Veteran conservative columnist George Will is so disdainful of Donald Trump’s presidency that after decades of being a registered Republican, he left the GOP. And this week, Trump gave Will yet another reason to be critical of him: the withdrawal of U.S. troops from northeastern Syria. That withdrawal, Will writes in a Washington Post column published on Thursday, might give Democrats a golden opportunity to push themselves as the party of national security in 2020.

“Aside from some rhetorical bleats, Republicans are acquiescing as Trump makes foreign policy by and for his viscera,” Will stresses. “This might, and should, complete what the Iraq War began in 2003: the destruction of the GOP’s advantage regarding foreign policy.”

After the Vietnam War, Will recalls, “Republicans acquired a durable advantage concerning the core presidential responsibility: national security.” But he quickly adds that the GOP’s advantage in that area is “durable but not indestructible if Democrats will take the nation’s security as seriously as Trump injures it casually.”

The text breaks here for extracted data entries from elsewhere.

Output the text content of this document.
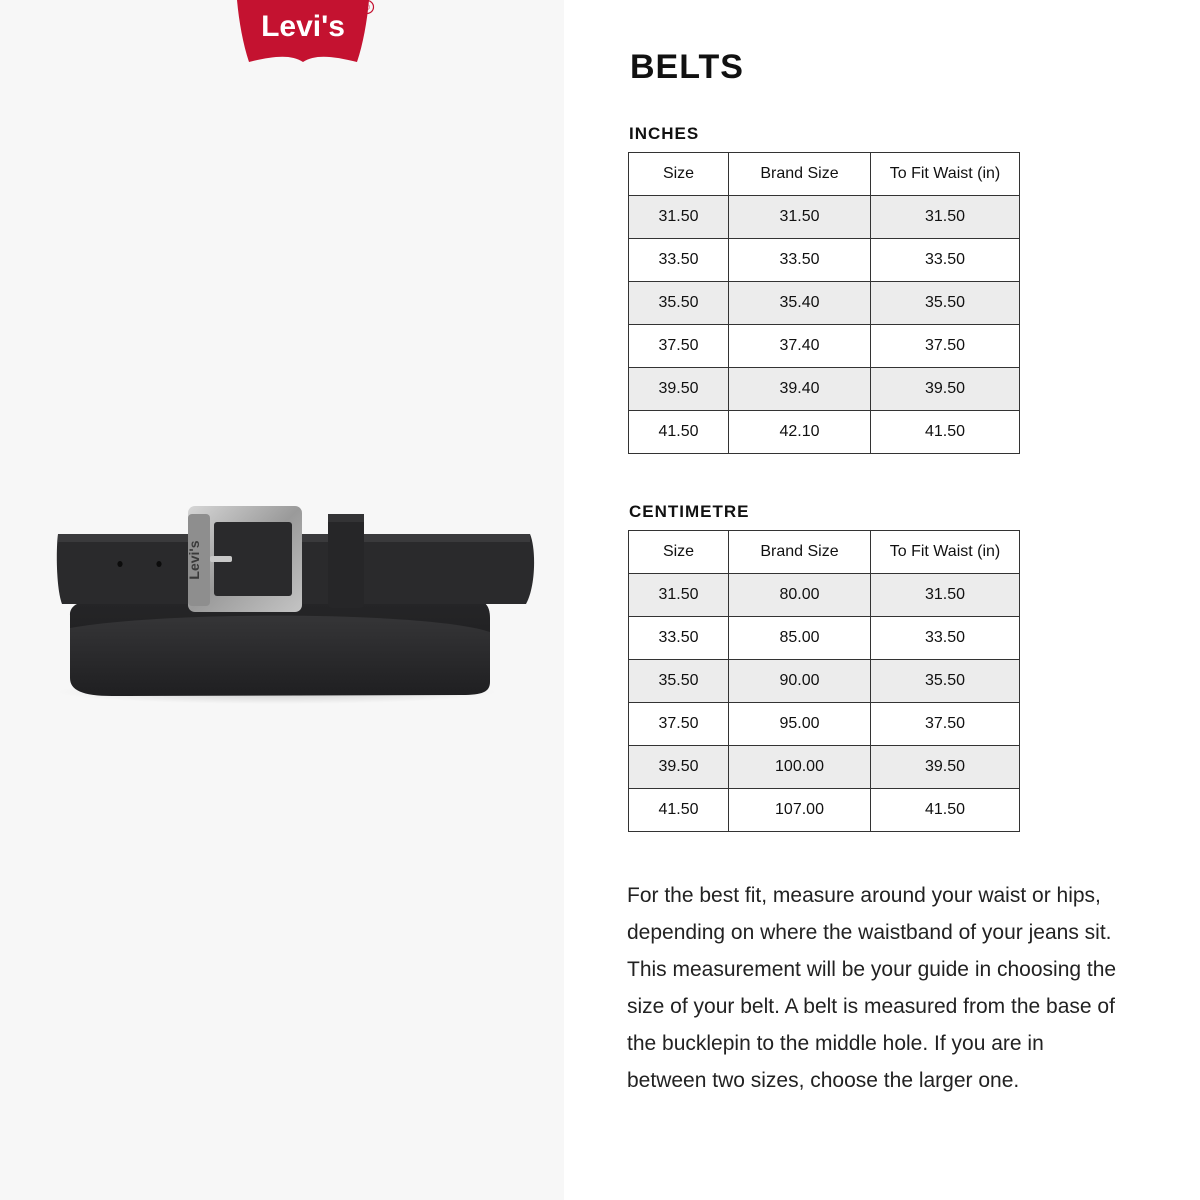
Levi's
®
Levi's
BELTS
INCHES
Size	Brand Size	To Fit Waist (in)
31.50	31.50	31.50
33.50	33.50	33.50
35.50	35.40	35.50
37.50	37.40	37.50
39.50	39.40	39.50
41.50	42.10	41.50
CENTIMETRE
Size	Brand Size	To Fit Waist (in)
31.50	80.00	31.50
33.50	85.00	33.50
35.50	90.00	35.50
37.50	95.00	37.50
39.50	100.00	39.50
41.50	107.00	41.50

For the best fit, measure around your waist or hips, depending on where the waistband of your jeans sit. This measurement will be your guide in choosing the size of your belt. A belt is measured from the base of the bucklepin to the middle hole. If you are in between two sizes, choose the larger one.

Will recalls that in the past, isolationism was found on both the left and the right.

“Conservative isolationism had said America was too virtuous for involvement in the fallen world,” Will contends. “Progressive isolationism said America was too fallen to improve the less-fallen world.”

To some neocons, the idea of Democrats selling themselves as the party of national security in 2020 might seem far-fetched. But Will points out that Democratic presidents had a hawkish reputation until the 1960s.

“Democrats were present at the creation of Cold War strategy,” Will explains. “From President Harry S. Truman and Secretary of State Dean Acheson through Sen. Henry Jackson and advisers such as Max Kampelman and Jeane Kirkpatrick, they built the diplomatic architecture — e.g., NATO — and helped to maintain the military muscle that won the war. But the party fractured over Vietnam.”

The withdrawal of U.S. troops from northeastern Syria, Will notes, comes at a time when Trump is facing an impeachment inquiry in the House of Representatives because of the Ukraine scandal.

“Because frivolousness and stupidity are neither high crimes nor misdemeanors, his decision — however contemptible because it betrays America’s Kurdish friends — is not an impeachable offense,” Will observes. “It should, however, color the impeachment debate because it coincides with his extraordinary and impeachment-pertinent challenge to Congress’ constitutional duty to conduct oversight of the executive branch.”

Will concludes his column by warning the GOP leadership that if it continues to be blindly loyal to Trump, the result might be a major blue wave in the 2020 election.

“In 13 months,” Will asserts, “all congressional Republicans who have not defended Congress by exercising ‘the constitutional rights of the place’ should be defeated. If congressional Republicans continue their genuflections at Trump’s altar, the appropriate 2020 outcome will be a Republican thrashing so severe — losing the House, the Senate and the electoral votes of, say, Georgia, Arizona, North Carolina and even Texas — that even this party of slow-learning careerists might notice the hazards of tethering their careers to a downward-spiraling scofflaw.”